Rabbi Nemitoff was charged with the closing benediction.
“Jews throughout the world recently observed the holiday of Yom Kippur. It is our holiest day of the year. It is known in English as the Day of Atonement, the day where we ask God, communally and individually, to forgive us of our sins. But if you think about the word atonement, it also means at onement. It is our obligation as children of God to be at one, to be at one with this earth, to be at one with our community, to be at one with one another. To not be afraid of the other just because they are different than us. Let us pledge ourselves to be at one with each other, with each who is other, wherever we may find them in this world.”
Then Rabbi Nemitoff asked everyone to join hands, and 1,800 people did just that, going across aisles in the sanctuary to make sure no one stood alone. He concluded with some English and Hebrew words the Jews in the audience have often heard, but with a new twist added just for that evening.

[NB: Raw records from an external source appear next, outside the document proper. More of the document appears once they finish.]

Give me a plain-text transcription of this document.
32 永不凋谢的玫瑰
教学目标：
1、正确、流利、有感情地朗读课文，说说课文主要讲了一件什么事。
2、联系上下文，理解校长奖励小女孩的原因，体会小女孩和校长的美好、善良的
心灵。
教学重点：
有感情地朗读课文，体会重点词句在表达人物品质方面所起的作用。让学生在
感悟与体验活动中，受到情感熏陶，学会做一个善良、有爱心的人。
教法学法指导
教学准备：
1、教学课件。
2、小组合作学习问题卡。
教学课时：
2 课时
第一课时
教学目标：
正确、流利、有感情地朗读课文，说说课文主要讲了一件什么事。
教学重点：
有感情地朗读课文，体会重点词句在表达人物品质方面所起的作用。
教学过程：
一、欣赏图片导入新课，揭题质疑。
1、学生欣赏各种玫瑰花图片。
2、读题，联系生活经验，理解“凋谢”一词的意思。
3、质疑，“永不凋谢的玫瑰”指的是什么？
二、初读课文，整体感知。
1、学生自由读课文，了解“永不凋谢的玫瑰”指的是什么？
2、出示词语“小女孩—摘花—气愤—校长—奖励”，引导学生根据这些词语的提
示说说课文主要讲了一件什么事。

“May God bless us and may God keep us. May God’s face shine upon us and be gracious to us. May God walk with us and grant us the ability to extinguish hate, to extinguish ignorance. And that while there is still hate, while there is still ignorance, we stand together. We do not let any light go beyond us. We stand in front of those who are challenged. We stand in front of those who are attacked. As a result may we, those we protect, and God willing those who confront us, may all of us experience shalom, peace.”
There is so much more I didn’t mention. If you missed it, you can watch it for yourself at cor.org/standtogether. I’ll leave you with one of my favorite quotes from the evening, this one from Rev. Cleaver.
“Ignorance is contagious. It’s an airborne disease.”
Finally, here’s a thought from another friend, who is a co-founder of Strangers No More, a group of Christian and Jewish women affiliated with COR and the Jewish Community Relations Bureau|American Jewish Committee who got together following the April 2014 tragedy to do what Rev. Cleaver, Rev. Hamilton and Rabbi Nemitoff believe is the first defense against hate: Getting to know others whose beliefs are a little different than your own. She signs her emails, “With prayers for a world of understanding.”
While doing that, send an extra prayer or two to the families who are mourning today because of the senseless shooting in Las Vegas. As I write this, we still don’t know why the shooter did what he did, and we may never know, but it certainly wasn’t out of love and tolerance.